Ni ella ni yo pensamos nunca que esto fuera a ocurrir. Llegar a una final de relevos por equipos de las Olimpiadas ha sido, siempre, el sueño de nuestra vida.
El objetivo que nos han marcado desde pequeñitos.
Y bajo ningún concepto imaginábamos, no ya que uno de nosotros lo lograría, sino que ambos nos tendríamos que enfrentar en la pista.
Y aquí estamos, en la noche previa al gran acontecimiento, al día que marcara a fuego nuestras vidas y porvenir, juntos, desnudos, mirando las estrellas.
Es el descanso de guerrero, la calma chicha que precede a la más iracunda de las tormentas.
Porque, joder, yo soy de Cuba -del mismo Santiago- y ella ha nacido en Texas, EEUU. Esta final tiene más morbo que cualquier otra que nadie pueda imaginar.
Los medios ya se han encargado de alimentarlo. Con una pizca de sal, un poco de pimienta y montañas de amarillismo.
Porque, claro, además, se da la circunstancia de que precisamente ese año se inaugura la categoría mixta en nuestra disciplina. Si no, de qué íbamos a enfrentarnos siendo mujer y hombre.
En esta ocasión, el signo de los tiempos va en nuestra contra y nos ha jugado una mala pasada.
Mañana ella, la Daga de Hielo, y yo, el Profeta Negro, nos veremos las caras en el tartán. Ambos iconos de nuestros países y prematuros héroes sin batalla.

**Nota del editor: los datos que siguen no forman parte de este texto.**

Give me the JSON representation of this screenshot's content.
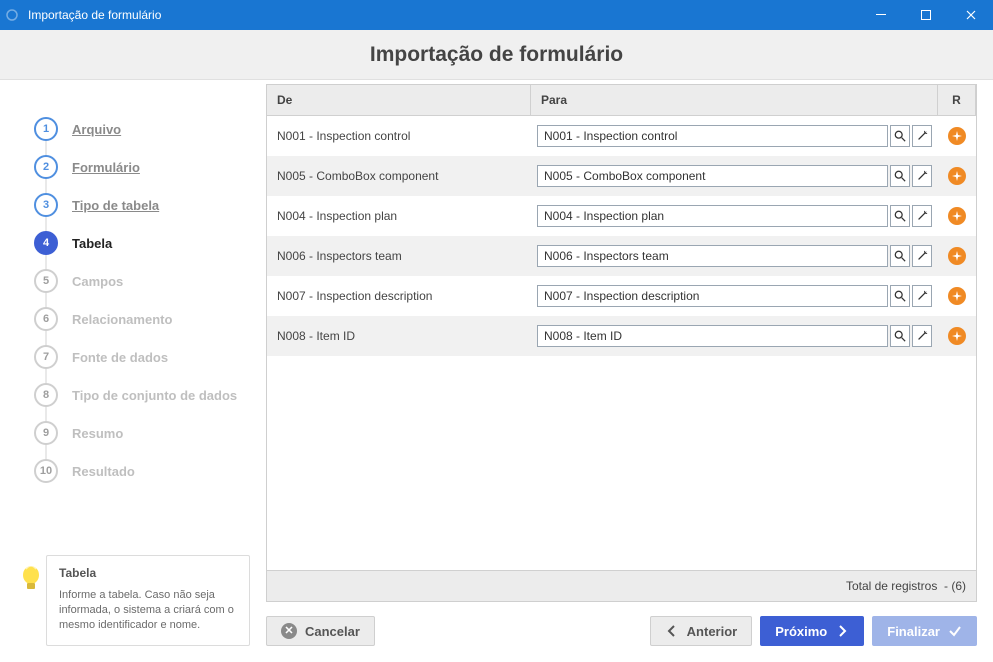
{
  "window": {
    "title": "Importação de formulário"
  },
  "header": {
    "title": "Importação de formulário"
  },
  "steps": [
    {
      "num": "1",
      "label": "Arquivo",
      "state": "done"
    },
    {
      "num": "2",
      "label": "Formulário",
      "state": "done"
    },
    {
      "num": "3",
      "label": "Tipo de tabela",
      "state": "done"
    },
    {
      "num": "4",
      "label": "Tabela",
      "state": "active"
    },
    {
      "num": "5",
      "label": "Campos",
      "state": "upcoming"
    },
    {
      "num": "6",
      "label": "Relacionamento",
      "state": "upcoming"
    },
    {
      "num": "7",
      "label": "Fonte de dados",
      "state": "upcoming"
    },
    {
      "num": "8",
      "label": "Tipo de conjunto de dados",
      "state": "upcoming"
    },
    {
      "num": "9",
      "label": "Resumo",
      "state": "upcoming"
    },
    {
      "num": "10",
      "label": "Resultado",
      "state": "upcoming"
    }
  ],
  "hint": {
    "title": "Tabela",
    "text": "Informe a tabela. Caso não seja informada, o sistema a criará com o mesmo identificador e nome."
  },
  "table": {
    "columns": {
      "de": "De",
      "para": "Para",
      "r": "R"
    },
    "rows": [
      {
        "de": "N001 - Inspection control",
        "para": "N001 - Inspection control"
      },
      {
        "de": "N005 - ComboBox component",
        "para": "N005 - ComboBox component"
      },
      {
        "de": "N004 - Inspection plan",
        "para": "N004 - Inspection plan"
      },
      {
        "de": "N006 - Inspectors team",
        "para": "N006 - Inspectors team"
      },
      {
        "de": "N007 - Inspection description",
        "para": "N007 - Inspection description"
      },
      {
        "de": "N008 - Item ID",
        "para": "N008 - Item ID"
      }
    ],
    "footer_label": "Total de registros",
    "footer_count": "(6)"
  },
  "actions": {
    "cancel": "Cancelar",
    "prev": "Anterior",
    "next": "Próximo",
    "finish": "Finalizar"
  }
}
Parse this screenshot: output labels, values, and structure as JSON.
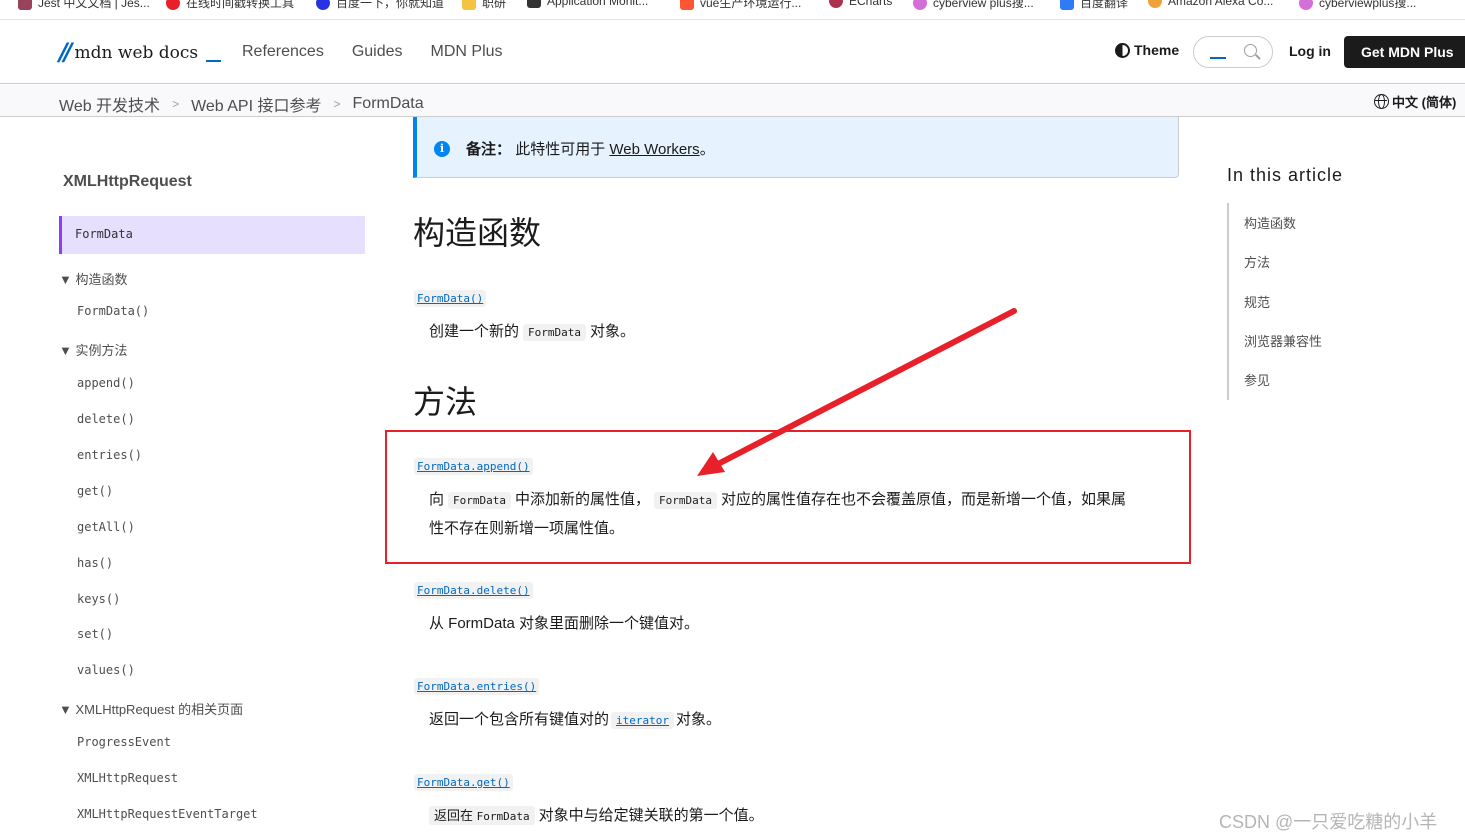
{
  "bookmarks": [
    {
      "label": "Jest 中文文档 | Jes...",
      "icon": "jest-icon",
      "color": "#99425b"
    },
    {
      "label": "在线时间戳转换工具",
      "icon": "clock-icon",
      "color": "#e8202a"
    },
    {
      "label": "百度一下，你就知道",
      "icon": "baidu-paw-icon",
      "color": "#2932e1"
    },
    {
      "label": "职研",
      "icon": "folder-icon",
      "color": "#f5c242"
    },
    {
      "label": "Application Monit...",
      "icon": "monitor-icon",
      "color": "#333333"
    },
    {
      "label": "vue生产环境运行...",
      "icon": "csdn-icon",
      "color": "#fc5531"
    },
    {
      "label": "ECharts",
      "icon": "echarts-icon",
      "color": "#aa344d"
    },
    {
      "label": "cyberview plus搜...",
      "icon": "cyberview-icon",
      "color": "#d46fd8"
    },
    {
      "label": "百度翻译",
      "icon": "translate-icon",
      "color": "#2f7bf5"
    },
    {
      "label": "Amazon Alexa Co...",
      "icon": "alexa-icon",
      "color": "#f0a23a"
    },
    {
      "label": "cyberviewplus搜...",
      "icon": "cyberview-icon",
      "color": "#d46fd8"
    }
  ],
  "header": {
    "logo_text": "mdn web docs",
    "nav": [
      "References",
      "Guides",
      "MDN Plus"
    ],
    "theme_label": "Theme",
    "login_label": "Log in",
    "get_plus_label": "Get MDN Plus",
    "accent": "#0069c2"
  },
  "breadcrumb": {
    "items": [
      "Web 开发技术",
      "Web API 接口参考",
      "FormData"
    ],
    "language": "中文 (简体)"
  },
  "sidebar": {
    "title": "XMLHttpRequest",
    "active": "FormData",
    "groups": [
      {
        "label": "构造函数",
        "items": [
          "FormData()"
        ]
      },
      {
        "label": "实例方法",
        "items": [
          "append()",
          "delete()",
          "entries()",
          "get()",
          "getAll()",
          "has()",
          "keys()",
          "set()",
          "values()"
        ]
      },
      {
        "label": "XMLHttpRequest 的相关页面",
        "items": [
          "ProgressEvent",
          "XMLHttpRequest",
          "XMLHttpRequestEventTarget"
        ]
      }
    ]
  },
  "note": {
    "label": "备注：",
    "text": "此特性可用于",
    "link": "Web Workers",
    "suffix": "。"
  },
  "sections": {
    "constructors_heading": "构造函数",
    "constructor": {
      "term": "FormData()",
      "pre": "创建一个新的",
      "code": "FormData",
      "post": "对象。"
    },
    "methods_heading": "方法",
    "append": {
      "term": "FormData.append()",
      "p1": "向",
      "code1": "FormData",
      "p2": "中添加新的属性值，",
      "code2": "FormData",
      "p3": "对应的属性值存在也不会覆盖原值，而是新增一个值，如果属",
      "line2": "性不存在则新增一项属性值。"
    },
    "delete": {
      "term": "FormData.delete()",
      "desc": "从 FormData 对象里面删除一个键值对。"
    },
    "entries": {
      "term": "FormData.entries()",
      "pre": "返回一个包含所有键值对的",
      "code": "iterator",
      "post": "对象。"
    },
    "get": {
      "term": "FormData.get()",
      "code_pre": "返回在",
      "code": "FormData",
      "post": "对象中与给定键关联的第一个值。"
    }
  },
  "toc": {
    "title": "In this article",
    "items": [
      "构造函数",
      "方法",
      "规范",
      "浏览器兼容性",
      "参见"
    ]
  },
  "annotation": {
    "color": "#e8202a"
  },
  "watermark": "CSDN @一只爱吃糖的小羊"
}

Pero hoy, esta noche, está a mi lado y eso es lo único que importa.
- Oye -me dice- aunque Olímpicos, en el fondo, sólo son unos juegos. No tienen tanta importancia.
- Así es -contesto-. Y, contigo junto a mí, ya me siento ganador.
Y, así, nos fundimos en un sincero abrazo.
Ella y yo, blanca y negro, Yin y Yang, Cuba y EEUU, unidos hasta el amanecer.